"MQ-25 reached Milestone C, which is huge because now we have inflight refueling that is unmanned...it's a great capability,” Acting Navy Secretary Hung Cao said after a Senate hearing — a concise declaration that the service has formally cleared the MQ-25A Stingray to move from development into low-rate initial production.
Milestone C and what the Navy announced
The Navy announced that the MQ-25A Stingray has reached Milestone C, authorizing low-rate initial production (LRIP). Acting Navy Secretary Hung Cao delivered the milestone announcement at the close of a lengthy Senate Armed Services Committee hearing and reinforced the operational intent in a post on X: “Integrating unmanned refueling extends the lethality of our Carrier Strike Groups and equips our force with a decisive advantage to fight and win against any adversary.” The service said the Stingray will be the first carrier-based aerial drone tanker once in production.
Lot 1 contract: three aircraft now, options for more
The Navy plans to order three MQ-25A aircraft as part of a Lot 1 LRIP contract that the service expects to award later this summer, according to the news release. The Lot 1 award will include priced options for two subsequent lots that together could add eight aircraft. The program overall plans for 76 aircraft: 67 operational aircraft and nine test aircraft.
What the Stingray is designed to do aboard carriers
The MQ-25A Stingray is a catapult-launched unmanned tanker intended to integrate with aircraft carriers and relieve the refueling role currently performed by the F/A-18 Super Hornet family. “Stingray will provide the Carrier Air Wing with essential organic refueling, allowing more F/A-18E/F aircraft to focus on strike missions,” the service said in its release. The Navy added that the Stingray’s use will expand the operational reach of the air wing and help preserve the service life of F/A-18E/Fs while improving readiness across the Super Hornet fleet. The release also framed the program as an early effort to integrate unmanned systems alongside manned platforms within the carrier air wing.
Costs, schedule pressure, and watchdog concerns
The MQ-25 program has faced delays and scrutiny over schedule impacts, cost growth, and reliance on a single supplier. A 2025 Government Accountability Office (GAO) assessment noted that estimated program costs rose about 4 percent, to roughly $16 billion overall, and placed each unit at approximately $209 million. The Pentagon requested $1.75 billion in its 2027 budget documents for the MQ-25 Stingray to fund the three LRIP aircraft and advanced procurement supporting LRIP Lot 3 (five MQ-25 aircraft) long-lead materials. That funding request also covers the aircraft’s mission control system — the UMCS program — described in the budget materials as building, integrating, installing, and sustaining the control station, communications, networks required to operate the MQ-25 and performing associated ship installations.
Boeing’s test flight and contractor statement
The LRIP decision follows a successful two-hour test flight of a production-ready MQ-25A from Boeing’s facility in Southern Illinois.
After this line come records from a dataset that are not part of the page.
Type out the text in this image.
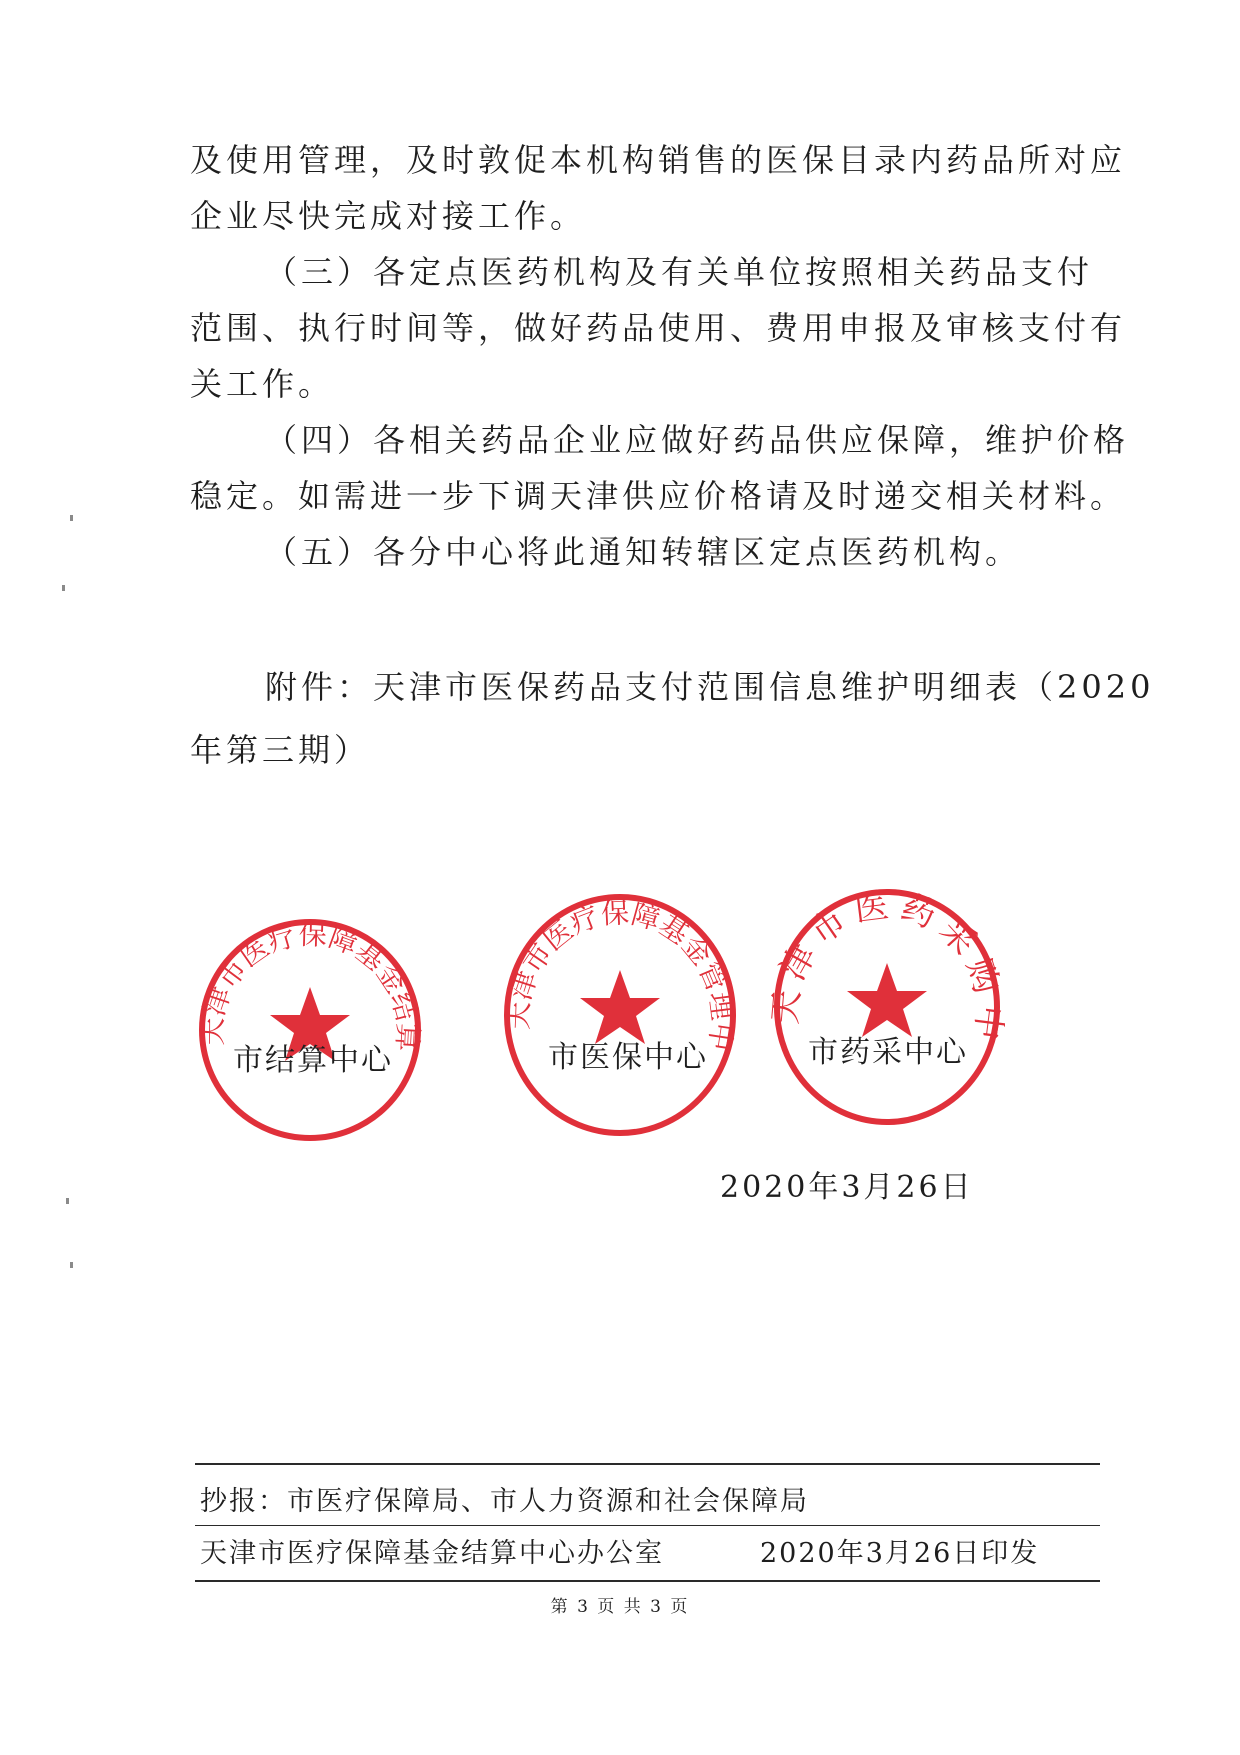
及使用管理，及时敦促本机构销售的医保目录内药品所对应

企业尽快完成对接工作。

（三）各定点医药机构及有关单位按照相关药品支付

范围、执行时间等，做好药品使用、费用申报及审核支付有

关工作。

（四）各相关药品企业应做好药品供应保障，维护价格

稳定。如需进一步下调天津供应价格请及时递交相关材料。

（五）各分中心将此通知转辖区定点医药机构。

附件：天津市医保药品支付范围信息维护明细表（2020

年第三期）

天津市医疗保障基金结算
市结算中心
天津市医疗保障基金管理中
市医保中心
津市医药采购
市药采中心

2020年3月26日

抄报：市医疗保障局、市人力资源和社会保障局

天津市医疗保障基金结算中心办公室	2020年3月26日印发

第 3 页 共 3 页
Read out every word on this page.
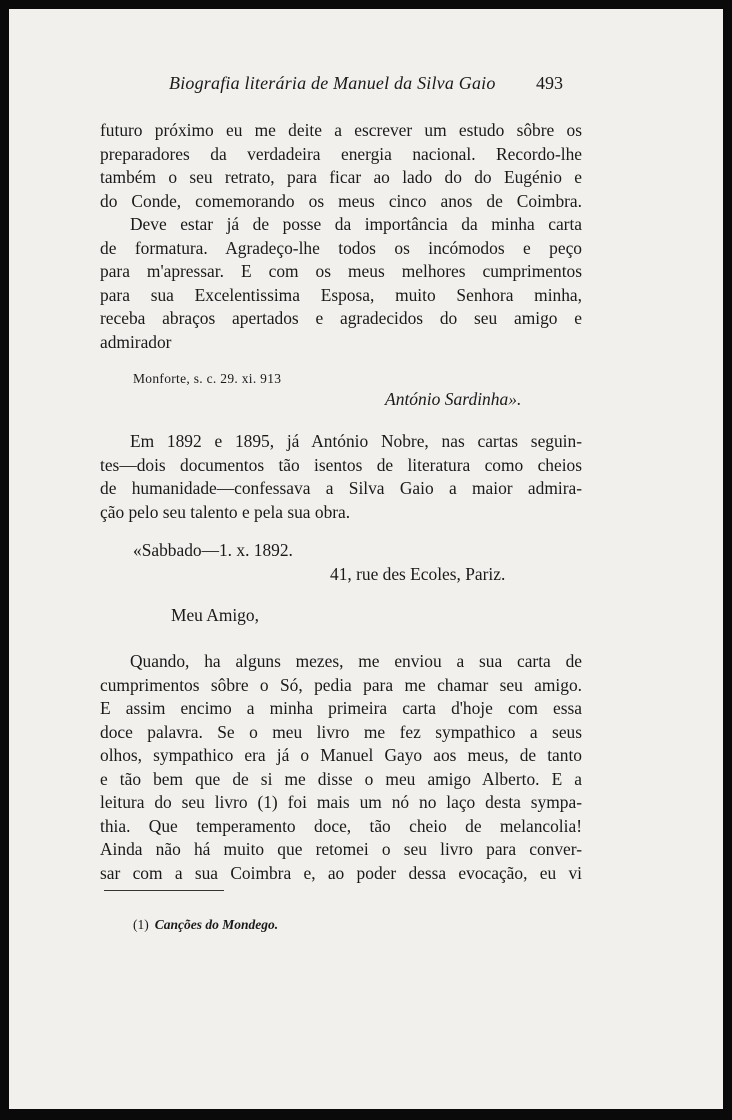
Biografia literária de Manuel da Silva Gaio 493
futuro próximo eu me deite a escrever um estudo sôbre os
preparadores da verdadeira energia nacional. Recordo-lhe
também o seu retrato, para ficar ao lado do do Eugénio e
do Conde, comemorando os meus cinco anos de Coimbra.
Deve estar já de posse da importância da minha carta
de formatura. Agradeço-lhe todos os incómodos e peço
para m'apressar. E com os meus melhores cumprimentos
para sua Excelentissima Esposa, muito Senhora minha,
receba abraços apertados e agradecidos do seu amigo e
admirador
Monforte, s. c. 29. xi. 913
António Sardinha».
Em 1892 e 1895, já António Nobre, nas cartas seguin-
tes—dois documentos tão isentos de literatura como cheios
de humanidade—confessava a Silva Gaio a maior admira-
ção pelo seu talento e pela sua obra.
«Sabbado—1. x. 1892.
41, rue des Ecoles, Pariz.
Meu Amigo,
Quando, ha alguns mezes, me enviou a sua carta de
cumprimentos sôbre o Só, pedia para me chamar seu amigo.
E assim encimo a minha primeira carta d'hoje com essa
doce palavra. Se o meu livro me fez sympathico a seus
olhos, sympathico era já o Manuel Gayo aos meus, de tanto
e tão bem que de si me disse o meu amigo Alberto. E a
leitura do seu livro (1) foi mais um nó no laço desta sympa-
thia. Que temperamento doce, tão cheio de melancolia!
Ainda não há muito que retomei o seu livro para conver-
sar com a sua Coimbra e, ao poder dessa evocação, eu vi
(1) Canções do Mondego.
Troy Rutherford, vice president of the Boeing MQ-25 program, said in a statement: “Boeing is honored to work alongside our U.S. Navy partner in achieving this historic milestone in the MQ-25A Stingray’s development life cycle. We remain focused on getting this game-changing unmanned aircraft into the hands of the fleet and integrated into the carrier air wing.”
What this means for Carrier Air Wings, the Pentagon, and Boeing
- Carrier Air Wings and F/A-18E/F operators: The Navy says the Stingray will free up Super Hornets to focus on strike missions and preserve airframe service life by taking on organic refueling duties aboard carriers.
- The Pentagon and budget planners: The Department of Defense has requested $1.75 billion in 2027 to support LRIP deliveries and long-lead materials for LRIP Lot 3, and must manage program risks highlighted by the GAO — schedule slippage, cost growth, and supplier consolidation.
- Boeing as prime contractor: Boeing executed the recent two-hour flight test and framed the milestone as a step toward integrating the MQ-25A into the carrier air wing; the company remains the focal point for production as the program moves into LRIP.
The Navy’s decision to enter LRIP formalizes a transition from test articles to production hardware: a Lot 1 award expected later this summer, three LRIP aircraft, and priced options for additional lots. The program still faces explicit questions about schedule, costs, and supplier concentration noted by the GAO and reflected in the Pentagon’s 2027 funding request — issues the service, the contractor, and budget planners will need to reconcile as the MQ-25A moves from demonstration into fleet integration.